The High Cost of High Definition

— -- Want HD? Buy a New PC

Gordon StuderThe Buzz: Are you thinking you can use your computer as a quick way to try out the new Blu-ray or HD DVD discs before committing to a living room player? Well, think again. Playing prerecorded HD movies on your PC won't be a simple matter of adding a new optical drive. In November we reported that most current monitors don't support the HDCP copy protection standard high-def content requires. Recently, news emerged that existing ATI graphics cards that had advertised HDCP support don't really have it. In fact, at press time no shipping graphics boards fully supported HDCP. Factoring in the cost of a new drive, a copy of Vista (XP won't support encrypted Blu-ray or HD DVD discs), A new graphics board, and a new monitor, PC-based HD is starting to look pretty costly.

Bottom Line: Anyone who's recently spent $500 on a state-of-the-art graphics board or $1000 for a wide-screen monitor deserves better.
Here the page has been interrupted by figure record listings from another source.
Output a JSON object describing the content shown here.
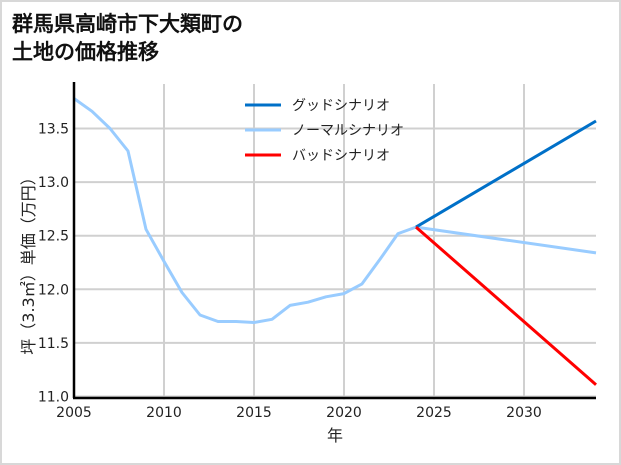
{
  "chart_data": {
    "type": "line",
    "title": "群馬県高崎市下大類町の土地の価格推移",
    "title_lines": [
      "群馬県高崎市下大類町の",
      "土地の価格推移"
    ],
    "xlabel": "年",
    "ylabel": "坪（3.3㎡）単価（万円）",
    "xlim": [
      2005,
      2034
    ],
    "ylim": [
      11.0,
      13.8
    ],
    "x_ticks": [
      2005,
      2010,
      2015,
      2020,
      2025,
      2030
    ],
    "y_ticks": [
      11.0,
      11.5,
      12.0,
      12.5,
      13.0,
      13.5
    ],
    "y_tick_labels": [
      "11.0",
      "11.5",
      "12.0",
      "12.5",
      "13.0",
      "13.5"
    ],
    "grid": true,
    "legend_position": "upper center",
    "series": [
      {
        "name": "グッドシナリオ",
        "color": "#0070c8",
        "x": [
          2024,
          2034
        ],
        "values": [
          12.58,
          13.57
        ]
      },
      {
        "name": "ノーマルシナリオ",
        "color": "#99ccff",
        "x": [
          2005,
          2006,
          2007,
          2008,
          2009,
          2010,
          2011,
          2012,
          2013,
          2014,
          2015,
          2016,
          2017,
          2018,
          2019,
          2020,
          2021,
          2022,
          2023,
          2024,
          2034
        ],
        "values": [
          13.78,
          13.66,
          13.5,
          13.29,
          12.56,
          12.26,
          11.97,
          11.76,
          11.7,
          11.7,
          11.69,
          11.72,
          11.85,
          11.88,
          11.93,
          11.96,
          12.05,
          12.28,
          12.52,
          12.58,
          12.34
        ]
      },
      {
        "name": "バッドシナリオ",
        "color": "#ff0000",
        "x": [
          2024,
          2034
        ],
        "values": [
          12.58,
          11.11
        ]
      }
    ]
  }
}
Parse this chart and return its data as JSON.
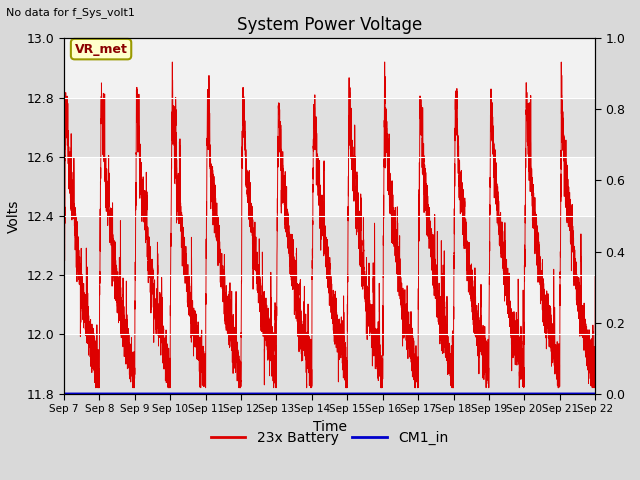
{
  "title": "System Power Voltage",
  "top_left_text": "No data for f_Sys_volt1",
  "ylabel_left": "Volts",
  "xlabel": "Time",
  "ylim_left": [
    11.8,
    13.0
  ],
  "ylim_right": [
    0.0,
    1.0
  ],
  "yticks_left": [
    11.8,
    12.0,
    12.2,
    12.4,
    12.6,
    12.8,
    13.0
  ],
  "yticks_right": [
    0.0,
    0.2,
    0.4,
    0.6,
    0.8,
    1.0
  ],
  "xtick_labels": [
    "Sep 7",
    "Sep 8",
    "Sep 9",
    "Sep 10",
    "Sep 11",
    "Sep 12",
    "Sep 13",
    "Sep 14",
    "Sep 15",
    "Sep 16",
    "Sep 17",
    "Sep 18",
    "Sep 19",
    "Sep 20",
    "Sep 21",
    "Sep 22"
  ],
  "bg_color": "#d9d9d9",
  "plot_bg_light": "#f2f2f2",
  "plot_bg_dark": "#e0e0e0",
  "battery_color": "#dd0000",
  "cm1_color": "#0000cc",
  "legend_labels": [
    "23x Battery",
    "CM1_in"
  ],
  "annotation_text": "VR_met",
  "n_points": 8000,
  "n_days": 15
}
The Buzz: Sony may be out of the household robot market--it killed off its Aibo robot dog this January--but our dream of a semi-Useless robot pet in every home isn't dead yet. The latest sure-to-be-hot robotic creation comes from Caleb Chung, one of the inventors of the Furby. Ugobe's Pleo, a little robotic dinosaur, uses over 30 sensors to explore and interact with its environment and features a number of distinct emotional states as well as some amazingly lifelike movements. The critter should be available this fall for around $200 (see www.ugobe.com).

Bottom Line: First we had a dog--then we had two dinosaurs (Pleo and WowWee's Roboraptor). So is it me, or are robots evolving backwards? RoboTrilobite must be just around the corner.

The Buzz: Not much is certain in this world. Death, taxes, ever-increasing hard-drive capacity, and--well, that's about it actually. The last of these will get a big boost this fall when Seagate bumps the capacity of its 1-inch hard drives to 12GB. Though flash memory is making inroads in devices like CompactFlash cards, small MP3 players, and cell phones, a 12GB drive is significant. That much flash storage won't be affordable for quite a while, and 12GB is enough space to make video storage on small devices practical.

Bottom Line: Seagate's pushing the drive for video-ready cell phones, PDAs, and portable media players. I'm just looking forward to an update to its 5GB "hockey puck" drive--no more juggling USB thumb drives for me.

Future Tech: A Cell Phone/Projector?

Generally I'm all for miniaturization. But when that means a 2-inch or smaller screen on a device that's supposed to play video, something's gone sideways. That's where Light Blue Optics' tiny comes in. The matchbook-size, laser-based projector can create a 15-inch-diagonal video image, and the whole assembly is small enough to be integrated into cell phones, portable video players, and laptops. Light Blue Optics' current prototype projects a monochrome image for that retro-PC-display look, but the company plans to have a full-color version ready by year's end.